En Australia, Joe Biden abre una caja de Pandora muy peligrosa

Desde la confirmación de la cancelación del contrato para la adquisición de 12 submarinos de propulsión convencionales Shortfin Barracuda diseñados por el Grupo Naval Francés, y la integración de Canberra en una alianza tripartita con Estados Unidos y Gran Bretaña Brittany que incluye, entre otras cosas, el venta de submarinos de ataque nuclear estadounidenses, la comunidad de defensa está en crisis, especialmente en Francia. "Puñalada", "Traición" ... No faltan calificativos sobre el fondo, pero también sobre la forma en que se hizo pública esta decisión, dañando gravemente la imagen internacional de la industria naval militar francesa durante muchos años. Por otro lado, muy pocos, incluidos los medios anglosajones, parecen preocuparse por las consecuencias geopolíticas que implica tal decisión. Sin embargo, estos son numerosos y potencialmente extremadamente peligrosos, tanto para la paz en el escenario del Indo-Pacífico como en todo el planeta.

Durante cuarenta años, estadounidenses, británicos, rusos, franceses y chinos tuvieron una lectura tácita común del tratado de no proliferación. Si bien esto prohibía estrictamente la exportación o transferencia de tecnología de armas nucleares, también se extendía, por capilaridad, al uso de la energía nuclear como fuente de energía para equipos militares. Es decir, no cabe duda, para los 5 miembros permanentes del Consejo de Seguridad, de dejar entrar a un nuevo actor en su círculo íntimo, salvo que este último logre por sí mismo adquirir las tecnologías necesarias para diseñar un reactor capaz de 'entrar en un submarino'. o un buque de guerra. De hecho, la flota de submarinos de propulsión nuclear permaneció restringida solo a estos países. India desarrolló su propio reactor que le permitió integrar este grupo con los SSBN de la clase Arihant y que permitió a Moscú contratar un submarino de ataque nuclear de la clase Akula. Y si Francia está apoyando a Brasil en su programa de submarinos de ataque nuclear, en cualquier caso no participa en el diseño del propio reactor, limitándose su asistencia a su integración en un barco.

India ha estado alquilando durante varios años un submarino de ataque nuclear ruso de la clase 971 clase Shchouka-B designado dentro de la OTAN con el código Akula.

De hecho, cuando Joe Biden, Boris Johnson y Scott Morrisson anuncian que Estados Unidos y Gran Bretaña exportarán ANS a Australia, un país que ni siquiera tiene un programa nuclear civil, y que allí prohibió hace poco el acceso a sus puertos.

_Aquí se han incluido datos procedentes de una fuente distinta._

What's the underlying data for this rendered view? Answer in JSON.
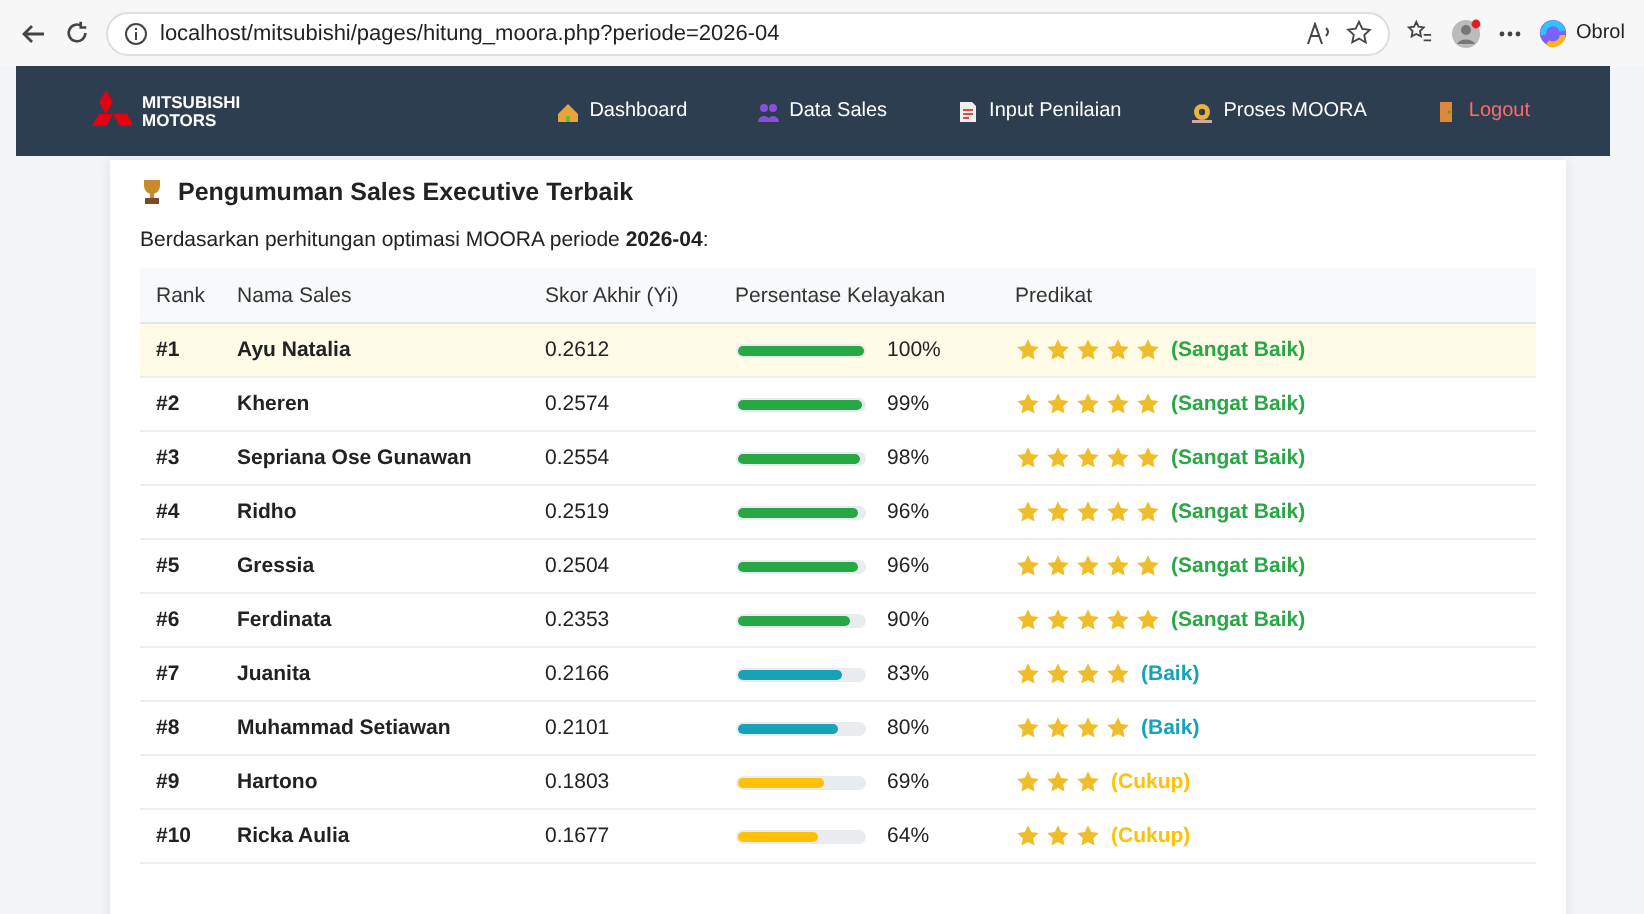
{
  "browser": {
    "url": "localhost/mitsubishi/pages/hitung_moora.php?periode=2026-04",
    "copilot_label": "Obrol"
  },
  "navbar": {
    "brand": [
      "MITSUBISHI",
      "MOTORS"
    ],
    "items": [
      {
        "label": "Dashboard",
        "kind": "house"
      },
      {
        "label": "Data Sales",
        "kind": "people"
      },
      {
        "label": "Input Penilaian",
        "kind": "document"
      },
      {
        "label": "Proses MOORA",
        "kind": "gear"
      },
      {
        "label": "Logout",
        "kind": "door"
      }
    ]
  },
  "card": {
    "title": "Pengumuman Sales Executive Terbaik",
    "intro": "Berdasarkan perhitungan optimasi MOORA periode **2026-04**:",
    "columns": [
      "Rank",
      "Nama Sales",
      "Skor Akhir (Yi)",
      "Persentase Kelayakan",
      "Predikat"
    ],
    "rows": [
      {
        "rank": "#1",
        "name": "Ayu Natalia",
        "score": "0.2612",
        "level": 1.0,
        "percent": "100%",
        "stars": 5,
        "predikat": "(Sangat Baik)",
        "color": "#28a745",
        "highlighted": true
      },
      {
        "rank": "#2",
        "name": "Kheren",
        "score": "0.2574",
        "level": 0.99,
        "percent": "99%",
        "stars": 5,
        "predikat": "(Sangat Baik)",
        "color": "#28a745",
        "highlighted": false
      },
      {
        "rank": "#3",
        "name": "Sepriana Ose Gunawan",
        "score": "0.2554",
        "level": 0.98,
        "percent": "98%",
        "stars": 5,
        "predikat": "(Sangat Baik)",
        "color": "#28a745",
        "highlighted": false
      },
      {
        "rank": "#4",
        "name": "Ridho",
        "score": "0.2519",
        "level": 0.96,
        "percent": "96%",
        "stars": 5,
        "predikat": "(Sangat Baik)",
        "color": "#28a745",
        "highlighted": false
      },
      {
        "rank": "#5",
        "name": "Gressia",
        "score": "0.2504",
        "level": 0.96,
        "percent": "96%",
        "stars": 5,
        "predikat": "(Sangat Baik)",
        "color": "#28a745",
        "highlighted": false
      },
      {
        "rank": "#6",
        "name": "Ferdinata",
        "score": "0.2353",
        "level": 0.9,
        "percent": "90%",
        "stars": 5,
        "predikat": "(Sangat Baik)",
        "color": "#28a745",
        "highlighted": false
      },
      {
        "rank": "#7",
        "name": "Juanita",
        "score": "0.2166",
        "level": 0.83,
        "percent": "83%",
        "stars": 4,
        "predikat": "(Baik)",
        "color": "#17a2b8",
        "highlighted": false
      },
      {
        "rank": "#8",
        "name": "Muhammad Setiawan",
        "score": "0.2101",
        "level": 0.8,
        "percent": "80%",
        "stars": 4,
        "predikat": "(Baik)",
        "color": "#17a2b8",
        "highlighted": false
      },
      {
        "rank": "#9",
        "name": "Hartono",
        "score": "0.1803",
        "level": 0.69,
        "percent": "69%",
        "stars": 3,
        "predikat": "(Cukup)",
        "color": "#ffc107",
        "highlighted": false
      },
      {
        "rank": "#10",
        "name": "Ricka Aulia",
        "score": "0.1677",
        "level": 0.64,
        "percent": "64%",
        "stars": 3,
        "predikat": "(Cukup)",
        "color": "#ffc107",
        "highlighted": false
      }
    ]
  }
}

Para los submarinos de propulsión nuclear, los 3 hombres están rompiendo todas las reglas tácitas que permitieron limitar la proliferación de este tipo de armamento en el mundo. Este punto no se ignora, habiendo indicado el propio Joe Biden que se harán todos los esfuerzos para respetar el pacto de no proliferación. Si hay alguna duda de que será respetado en la letra, sin duda será transgredido en el espíritu. A partir de entonces, nada impide que Pekín venda ANS a Islamabad o Pyongyang, como Moscú ofrezca su propio Yasen-M en Nueva Delhi, El Cairo o Caracas en un plazo que imaginamos muy corto. Este cambio de paradigma puede incluso adaptarse a París, ya que la clase Suffren es, con mucho, la ANS que ofrece la mejor relación rendimiento-precio en este momento en Occidente, con un costo de construcción de alrededor de $ 1,2 mil millones, contra $ 1,9 mil millones para el Astuto británico, y casi $ 2,8 mil millones para el Virginia estadounidense y oportunidades en Corea del Sur, India o Brasil.